Shalini Swaminathan
An Ode to a Mother
15
Prose
An Ode to a Mother
I saw her in the market. She was wearing a ghagra and an odhni covering her head. To her narrow pushcart were attached inflated toys. Toys in cheap plastic in offensively bright colours. She called out to me, but I walked on, ignoring her. Finishing our purchases and our weekly quota of paani-poori and chaat, we were walking back when I saw her again. She called out again and we made eye contact. She motioned to me to buy her stuff and had a beseeching look on her face. I looked away. You are trying to sell them to the wrong person, I thought. My daughter is grown up and doesn’t play with toys like these anymore. Moreover, they look far too cheap. I wondered why she was even trying to market them in a metro. Who would have advised her to come here and try her luck, I thought. Hard luck!!!

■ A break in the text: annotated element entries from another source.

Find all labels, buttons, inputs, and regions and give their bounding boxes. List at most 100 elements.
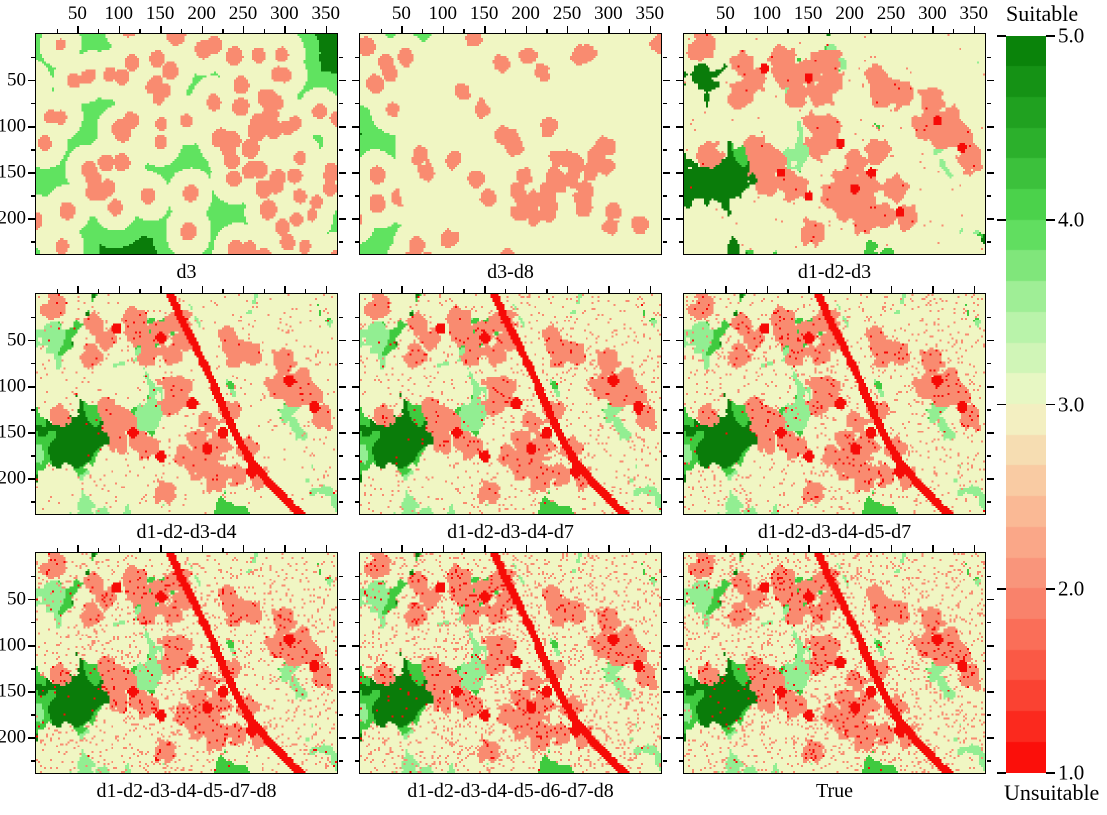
x-minor-tick [463, 28, 465, 33]
x-major-tick [766, 25, 769, 33]
x-minor-tick [380, 547, 383, 552]
y-minor-tick-right [338, 501, 343, 503]
y-minor-tick-right [338, 760, 343, 762]
colorbar-right-tick [1046, 403, 1055, 406]
y-major-tick-right [662, 218, 670, 220]
x-minor-tick [180, 288, 183, 293]
x-minor-tick [263, 288, 266, 293]
x-minor-tick [504, 547, 507, 552]
x-minor-tick [56, 288, 59, 293]
y-major-tick [675, 432, 683, 434]
y-minor-tick [30, 576, 35, 578]
y-major-tick-right [662, 432, 670, 434]
y-minor-tick-right [986, 103, 991, 105]
y-minor-tick [678, 455, 683, 457]
panel-d3: 50 100 150 200 250 300 350 50 100 150 200 d3 [0, 4, 346, 283]
y-minor-tick-right [338, 195, 343, 197]
x-major-tick [284, 285, 286, 293]
panel-caption: d1-d2-d3-d4-d7 [447, 521, 574, 543]
heatmap-canvas [360, 294, 661, 514]
x-minor-tick [98, 28, 100, 33]
y-major-tick-right [338, 737, 346, 739]
x-minor-tick [139, 288, 141, 293]
y-minor-tick [354, 455, 359, 457]
y-minor-tick-right [662, 363, 667, 365]
y-major-tick-right [986, 340, 994, 342]
y-major-tick [351, 80, 359, 82]
y-major-tick [351, 126, 359, 128]
y-major-tick-right [986, 80, 994, 82]
y-minor-tick-right [662, 317, 667, 319]
y-minor-tick-right [986, 241, 991, 243]
y-major-tick [27, 172, 35, 174]
x-tick-label: 300 [270, 3, 299, 24]
colorbar-left-tick [997, 403, 1006, 406]
y-major-tick-right [662, 126, 670, 128]
x-major-tick [160, 285, 162, 293]
colorbar-right-tick [1046, 219, 1055, 222]
y-minor-tick [354, 760, 359, 762]
x-minor-tick [180, 547, 183, 552]
panel-d1-d2-d3-d4-d5-d7: d1-d2-d3-d4-d5-d7 [675, 285, 994, 543]
x-major-tick [284, 25, 286, 33]
x-major-tick [442, 285, 445, 293]
y-minor-tick-right [986, 195, 991, 197]
y-minor-tick [678, 576, 683, 578]
x-major-tick [566, 285, 569, 293]
y-major-tick [675, 599, 683, 601]
y-major-tick-right [338, 172, 346, 174]
y-major-tick [351, 340, 359, 342]
x-major-tick [566, 544, 569, 552]
y-minor-tick [678, 241, 683, 243]
y-major-tick-right [338, 432, 346, 434]
y-tick-label: 50 [7, 329, 26, 351]
y-minor-tick [30, 409, 35, 411]
y-major-tick-right [338, 80, 346, 82]
y-major-tick [351, 691, 359, 693]
y-major-tick [351, 478, 359, 480]
y-tick-label: 200 [0, 207, 26, 229]
x-major-tick [649, 25, 652, 33]
panel-d1-d2-d3-d4-d5-d6-d7-d8: d1-d2-d3-d4-d5-d6-d7-d8 [351, 544, 670, 802]
x-tick-label: 100 [752, 3, 782, 24]
y-minor-tick [30, 455, 35, 457]
colorbar-left-tick [997, 587, 1006, 590]
y-major-tick [27, 478, 35, 480]
x-minor-tick [305, 28, 307, 33]
y-major-tick [27, 599, 35, 601]
x-minor-tick [504, 288, 507, 293]
y-major-tick-right [662, 340, 670, 342]
panel-caption: d1-d2-d3-d4 [136, 521, 237, 543]
y-minor-tick-right [338, 455, 343, 457]
x-minor-tick [98, 288, 100, 293]
colorbar-gradient [1006, 36, 1046, 773]
panel-caption: d3-d8 [487, 261, 534, 283]
x-major-tick [932, 25, 934, 33]
x-minor-tick [746, 547, 748, 552]
x-major-tick [118, 25, 121, 33]
x-major-tick [77, 285, 79, 293]
heatmap-canvas [684, 294, 985, 514]
y-major-tick-right [338, 386, 346, 388]
y-minor-tick [678, 409, 683, 411]
y-major-tick-right [662, 80, 670, 82]
x-major-tick [160, 25, 162, 33]
y-minor-tick [354, 195, 359, 197]
panel-d1-d2-d3-d4-d5-d7-d8: 50 100 150 200 d1-d2-d3-d4-d5-d7-d8 [0, 544, 346, 802]
heatmap-canvas [36, 34, 337, 254]
x-major-tick [201, 544, 203, 552]
y-minor-tick-right [338, 363, 343, 365]
x-major-tick [932, 285, 934, 293]
panel-d1-d2-d3-d4: 50 100 150 200 d1-d2-d3-d4 [0, 285, 346, 543]
y-minor-tick-right [662, 622, 667, 624]
x-major-tick [284, 544, 286, 552]
x-minor-tick [787, 28, 789, 33]
y-minor-tick [678, 501, 683, 503]
x-minor-tick [704, 28, 707, 33]
x-minor-tick [380, 288, 383, 293]
y-major-tick [675, 737, 683, 739]
x-tick-label: 50 [67, 3, 87, 24]
x-major-tick [160, 544, 162, 552]
y-major-tick [27, 126, 35, 128]
y-major-tick [351, 645, 359, 647]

She stood there looking at me. I found myself walking towards her and asking if she would like to eat something. She nodded. ‘Vada pav’? I asked. She mumbled ‘roti’ and then added, “I want to sell my fare but haven’t been able to.” There was a hint of pain in her voice. I sensed pride, too.
“Doesn’t matter. My daughter is anyway too old for this,” I said.
I walked to the nearby shop and bought a packet of ‘pav’. She had followed me and was waiting outside. I handed over the packet to her. ‘Not this. I wanted aata. I can make rotis for my family.” she said. “Oh, okay. Anyway, keep this too,” I said, a tad sheepish at my not understanding her correctly, in the first instance. As I said this, the dirty polythene covering the front portion of the push cart lifted and a head peeped out. It was a girl of around nine or ten.
I went into the shop again and bought a one-kilo pack of aata. When I came back, the girl had opened the packet and was munching the pav. As I walked away, my thoughts were with the mother I had just met. A mother whose uppermost thoughts were about providing a meal for her child and probably a husband. When she asked for a packet of aata, she was thinking, not of the here and now, but about tiding over the next few days.
As we drove home, my mind could see her making rotis on the make-shift chulha and lovingly serving them to her girl. I hope she ate too.